Superdata has revised its projections for extended reality (XR) hardware and software revenues for the year to $6.3 billion, down from its previous projection of $7.7 billion.
The market intelligence firm shared today that its lowered projections are due to supply chain issues stemming from the combination of a post-holiday slowdown and COVID-19 shutting down manufacturing facilities around the globe.
However, Superdata expects a sales rebound once supply chains resume.
To illustrate the effects of COVID-19 on manufacturing, Superdata reported that the Valve Index sold 103,000 units in Q4 2019, but only 33,000 in Q1 2020.
This is despite the launch of Half-Life: Alyx -- which sold 860,000 copies in its launch month of March, including copies bundled with hardware.
Superdata has also revised its projections for XR revenue by 2023 to $12.2 billion, where it previously suggested revenue would reach $14.9 billion by then.
The firm's current projections anticipate a boom in the XR market in the next several years that shakes the industry out of its pattern from the last several years of relatively slow growth -- from $5 billion in 2018 to $6.2 billion in 2019 and a projected $6.3 billion this year.
That leap has been late in coming, as Superdata projected last year that XR revenue would reach $11.5 billion by 2019.
Like the wider XR market, the VR scene specifically has been slower to arrive than Superdata expected. Back in 2016, it forecast VR revenues for that year would reach $5.1 billion -- a number it now says it will achieve by 2023.
Historically, these drops in projections have continued to be explained as due to a slower-than-expected mass adoption, with Superdata's Stephanie Llamas noting back in January -- prior to COVID-19 shaking up projections -- that 2020 would not be the year of the VR boom either.
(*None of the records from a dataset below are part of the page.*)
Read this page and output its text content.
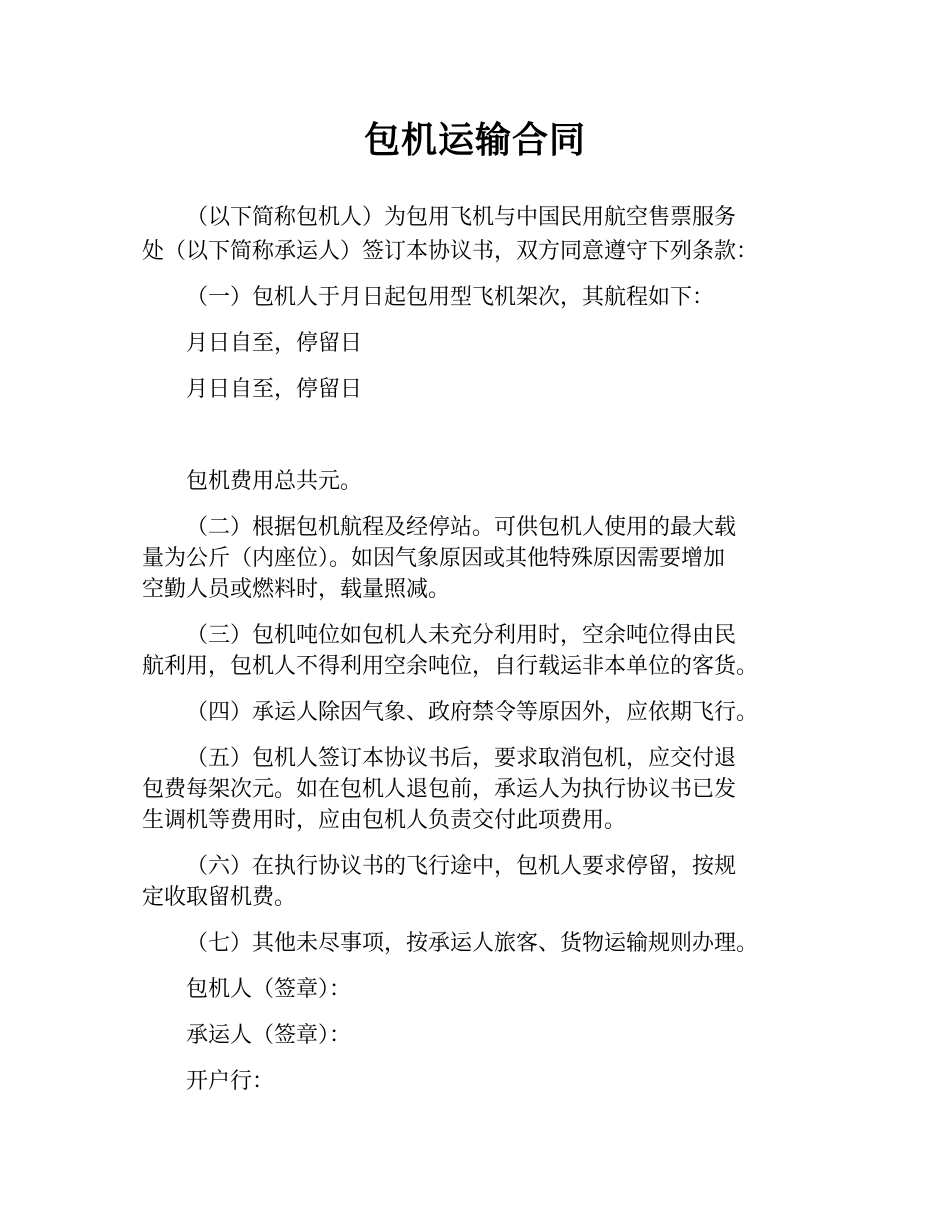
包机运输合同
（以下简称包机人）为包用飞机与中国民用航空售票服务
处（以下简称承运人）签订本协议书，双方同意遵守下列条款：
（一）包机人于月日起包用型飞机架次，其航程如下：
月日自至，停留日
月日自至，停留日
包机费用总共元。
（二）根据包机航程及经停站。可供包机人使用的最大载
量为公斤（内座位）。如因气象原因或其他特殊原因需要增加
空勤人员或燃料时，载量照减。
（三）包机吨位如包机人未充分利用时，空余吨位得由民
航利用，包机人不得利用空余吨位，自行载运非本单位的客货。
（四）承运人除因气象、政府禁令等原因外，应依期飞行。
（五）包机人签订本协议书后，要求取消包机，应交付退
包费每架次元。如在包机人退包前，承运人为执行协议书已发
生调机等费用时，应由包机人负责交付此项费用。
（六）在执行协议书的飞行途中，包机人要求停留，按规
定收取留机费。
（七）其他未尽事项，按承运人旅客、货物运输规则办理。
包机人（签章）：
承运人（签章）：
开户行：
"2020 is not the year of mass VR adoption - But we're getting close," she said at the time. "Oculus and PSVR will remain in an arms race for exclusive content. Oculus Go showed impressive sales over the holidays, a surprise to many of us in the industry.
"It proves there is a new type of casual consumer on the horizon. But we are still talking about just two or three million headset sales next year -- certainly not enough to claim the masses."